Mesajı Okuyun
Old 04-10-2017, 13:52   #2
Av. Suat

 
Varsayılan

YARGITAY 3. HUKUK DAİRESİ
ESAS: 2014/7722
KARAR: 2014/9296

Taraflar arasında görülen alacak davasının yapılan muhakemesi sonunda mahalli mahkemece verilen hüküm davacı vekili tarafından temyiz edilmiştir.

Y A R G I T A Y K A R A R I

Temyiz isteminin süresi içinde olduğu anlaşıldıktan sonra dosyadaki bütün kağıtlar okunup gereği düşünüldü:

Davacı vekili dava dilekçesinde; davalı ile yapılan protokol gereğince ortak olduğu lokanta'nın müvekkilinin adına kayıtlı olduğunu, bu işyerinde çalışanlar için ödenen sigorta primleri ve elektrik tüketim bedellerinin toplamı olarak 18.128 TL'nin davalıdan tahsilini talep ve dava etmiştir.

Mahkemece; taraflar arasındaki protokol başlıklı belgeye, belgenin fotokopi olması nedeniyle itibar edilmeyerek davanın reddi cihetine gidilmiş, hüküm davacı vekilince temyiz edilmiştir.

Türk Medeni Kanunu'nun 6. maddesi hükmü uyarınca; kanunda aksine bir hüküm bulunmadıkça, taraflardan her biri hakkını dayandırdığı olguların varlığını kanıtlamakla yükümlüdür. Gerek doktrinde, gerek Yargıtay içtihatlarında kabul edildiği üzere ispat yükü, hayatın olağan akışına aykırı durumu iddia eden ya da savunmada bulunan kimseye düşer. Öte yandan, ileri sürdüğü bir olaydan kendi yararına haklar çıkarmak isteyen kimsenin, iddia ettiği olayı kanıtlaması gerekir (HMK.md.190). Bu nedenle ispat külfeti öncelikle davacıdadır. Davacı ise hukuki ilişkinin değeri itibarıyla iddiasını ancak yazılı delil ile ispat edebilir. Bu yazılı delil, tarafların getirecekleri ve onların imzalarını taşıyan bir belge olmalıdır.

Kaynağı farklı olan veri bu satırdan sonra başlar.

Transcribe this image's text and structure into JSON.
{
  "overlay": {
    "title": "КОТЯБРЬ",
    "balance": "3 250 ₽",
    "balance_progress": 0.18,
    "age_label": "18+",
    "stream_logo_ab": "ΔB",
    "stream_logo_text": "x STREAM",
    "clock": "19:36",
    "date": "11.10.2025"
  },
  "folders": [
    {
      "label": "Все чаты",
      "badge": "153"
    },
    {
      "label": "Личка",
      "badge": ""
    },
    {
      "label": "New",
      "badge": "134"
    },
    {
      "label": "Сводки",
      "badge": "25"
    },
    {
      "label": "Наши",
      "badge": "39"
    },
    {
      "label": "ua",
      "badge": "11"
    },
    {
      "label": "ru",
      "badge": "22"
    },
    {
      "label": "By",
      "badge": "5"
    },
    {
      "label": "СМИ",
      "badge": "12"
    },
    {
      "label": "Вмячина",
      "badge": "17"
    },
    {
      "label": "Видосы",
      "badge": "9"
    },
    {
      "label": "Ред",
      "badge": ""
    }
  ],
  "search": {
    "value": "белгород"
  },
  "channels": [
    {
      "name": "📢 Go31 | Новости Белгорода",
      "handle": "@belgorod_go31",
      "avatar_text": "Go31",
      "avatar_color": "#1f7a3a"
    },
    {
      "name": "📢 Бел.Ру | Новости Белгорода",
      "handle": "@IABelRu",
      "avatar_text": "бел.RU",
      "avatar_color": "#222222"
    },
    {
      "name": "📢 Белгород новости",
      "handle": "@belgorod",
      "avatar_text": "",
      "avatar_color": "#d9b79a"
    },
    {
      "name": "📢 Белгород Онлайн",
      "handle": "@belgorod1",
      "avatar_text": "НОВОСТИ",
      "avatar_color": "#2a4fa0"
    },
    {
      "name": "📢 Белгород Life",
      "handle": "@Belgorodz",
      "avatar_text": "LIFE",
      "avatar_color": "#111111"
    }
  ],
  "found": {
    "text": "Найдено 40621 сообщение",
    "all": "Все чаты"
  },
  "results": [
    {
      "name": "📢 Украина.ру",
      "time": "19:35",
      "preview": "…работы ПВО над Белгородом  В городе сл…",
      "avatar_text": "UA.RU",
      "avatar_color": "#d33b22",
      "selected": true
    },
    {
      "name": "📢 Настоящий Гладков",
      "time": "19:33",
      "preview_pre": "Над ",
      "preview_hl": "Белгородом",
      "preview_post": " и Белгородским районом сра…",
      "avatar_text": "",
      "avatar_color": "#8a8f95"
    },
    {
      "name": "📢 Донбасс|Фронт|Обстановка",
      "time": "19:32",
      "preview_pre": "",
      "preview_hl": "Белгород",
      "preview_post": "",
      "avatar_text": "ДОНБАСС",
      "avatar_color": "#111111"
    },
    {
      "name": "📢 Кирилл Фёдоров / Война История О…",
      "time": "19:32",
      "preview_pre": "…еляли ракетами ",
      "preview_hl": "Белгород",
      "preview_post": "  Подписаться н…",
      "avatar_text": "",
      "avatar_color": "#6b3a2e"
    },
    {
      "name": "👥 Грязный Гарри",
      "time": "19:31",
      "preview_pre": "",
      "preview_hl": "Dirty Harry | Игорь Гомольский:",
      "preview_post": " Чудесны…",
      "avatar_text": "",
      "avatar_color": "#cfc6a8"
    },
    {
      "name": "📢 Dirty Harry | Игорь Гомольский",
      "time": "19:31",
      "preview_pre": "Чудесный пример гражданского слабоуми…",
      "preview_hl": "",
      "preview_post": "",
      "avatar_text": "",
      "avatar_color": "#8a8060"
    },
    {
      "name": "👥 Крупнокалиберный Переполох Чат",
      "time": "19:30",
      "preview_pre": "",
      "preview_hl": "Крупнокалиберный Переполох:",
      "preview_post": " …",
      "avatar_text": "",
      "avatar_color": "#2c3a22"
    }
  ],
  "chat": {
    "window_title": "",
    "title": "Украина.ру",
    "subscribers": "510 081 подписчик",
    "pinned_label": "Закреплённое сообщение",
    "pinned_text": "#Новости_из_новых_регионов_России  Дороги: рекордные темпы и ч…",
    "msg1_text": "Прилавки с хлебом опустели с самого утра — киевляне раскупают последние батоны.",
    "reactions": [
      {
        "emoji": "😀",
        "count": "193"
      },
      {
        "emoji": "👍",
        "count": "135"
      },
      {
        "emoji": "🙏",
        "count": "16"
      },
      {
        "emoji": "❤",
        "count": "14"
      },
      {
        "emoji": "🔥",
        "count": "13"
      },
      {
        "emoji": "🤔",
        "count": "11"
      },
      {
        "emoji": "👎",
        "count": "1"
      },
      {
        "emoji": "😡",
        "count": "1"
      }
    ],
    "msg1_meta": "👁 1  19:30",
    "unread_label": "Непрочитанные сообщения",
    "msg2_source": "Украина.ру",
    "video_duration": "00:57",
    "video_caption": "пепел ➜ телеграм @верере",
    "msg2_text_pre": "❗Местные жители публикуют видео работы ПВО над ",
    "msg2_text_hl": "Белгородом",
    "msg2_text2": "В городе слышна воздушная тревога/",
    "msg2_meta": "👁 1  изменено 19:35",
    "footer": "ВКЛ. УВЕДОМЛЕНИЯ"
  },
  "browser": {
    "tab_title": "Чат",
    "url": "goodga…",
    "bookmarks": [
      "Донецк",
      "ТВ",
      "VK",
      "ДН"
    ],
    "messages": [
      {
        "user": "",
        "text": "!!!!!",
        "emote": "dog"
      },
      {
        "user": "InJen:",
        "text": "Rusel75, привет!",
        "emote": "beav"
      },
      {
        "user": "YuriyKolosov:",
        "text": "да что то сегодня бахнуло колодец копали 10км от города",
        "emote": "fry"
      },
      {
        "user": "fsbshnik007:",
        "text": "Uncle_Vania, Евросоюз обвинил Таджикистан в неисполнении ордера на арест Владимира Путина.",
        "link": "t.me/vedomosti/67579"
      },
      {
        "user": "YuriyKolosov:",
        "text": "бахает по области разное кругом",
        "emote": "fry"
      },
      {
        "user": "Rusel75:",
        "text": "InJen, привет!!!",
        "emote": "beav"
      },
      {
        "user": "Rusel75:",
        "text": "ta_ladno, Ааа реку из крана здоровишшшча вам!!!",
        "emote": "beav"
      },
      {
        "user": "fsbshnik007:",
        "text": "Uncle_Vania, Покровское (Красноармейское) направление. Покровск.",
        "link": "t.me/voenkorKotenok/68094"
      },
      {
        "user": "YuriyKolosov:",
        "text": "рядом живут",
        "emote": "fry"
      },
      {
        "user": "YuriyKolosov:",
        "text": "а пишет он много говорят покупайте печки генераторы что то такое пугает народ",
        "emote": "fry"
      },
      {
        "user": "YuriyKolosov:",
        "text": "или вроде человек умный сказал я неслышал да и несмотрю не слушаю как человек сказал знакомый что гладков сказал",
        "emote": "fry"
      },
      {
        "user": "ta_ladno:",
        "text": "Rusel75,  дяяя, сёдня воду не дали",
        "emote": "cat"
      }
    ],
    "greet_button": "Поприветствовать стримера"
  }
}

Açıklanan nitelikte bir yazılı delil bulunmasa da, yanlar arasındaki uyuşmazlığın tümünü kanıtlamaya yeterli sayılmamakla beraber bunun varlığına delalet edecek karşı taraf elinden çıkmış (inanılan tarafından el ile yazılmış fakat imzalanmamış olan bir senet veya mektup, makine ile yazılmış olmakla birlikte inanılanın parafını taşıyan belge, usulüne uygun onanmamış, parmak izli veya mühürlü senetler gibi) yazılı delil başlangıcı niteliğinde bir belge varsa HUMK.nun 292-HMK.202. maddesi uyarınca satış sözleşmesi "tanık" dahil her türlü delil ile ispat edilebilir.

Yazılı delille veya yazılı delil başlangıcı yoksa satış sözleşmesinin ikrar (HUMK. md.236-HMK.md.188) yemin (HUMK.md.344-HMK.md227) gibi kesin delillerle de ispat edilmesi olanaklıdır. Davacının yemin deliline dayanması halinde mahkemenin davacıya bu hakkını hatırlatması gerekir.

Somut olayda; taraflar arasındaki, protokol başlıklı belgenin Adli Tıp Kurumu tarafından yapılan incelenmesinde belgedeki imzaların davalının eli ürünü olduğu, incelemeye konu belgenin fotokopi belge olduğu bildirmiştir.

Mahkamece yapılacak iş; davaya konu davalının imzasını taşıyan protokol başlıklı belgenin yukarıda açıklanan bilgiler ışığında yazılı delil başlangıcı niteliğinde bir belge kabul edilip, HMK 202.maddesi uyarınca, tanık dahil hertürlü delil ile ispatına imkan verilmesi gerekirken yazılı şekilde davanın reddi doğru görülmemiş, bozmayı gerektirmiştir.

Bu itibarla yukarıda açıklanan esaslar gözönünde tutulmaksızın yazılı şekilde hüküm tesisi isabetsiz, temyiz itirazları bu nedenlerle yerinde olduğundan kabulü ile hükmün HUMK.nun 428.maddesi gereğince BOZULMASINA ve peşin alınan temyiz harcının istek halinde temyiz edene iadesine, 10.06.2014 tarihinde oybirliğiyle karar verildi.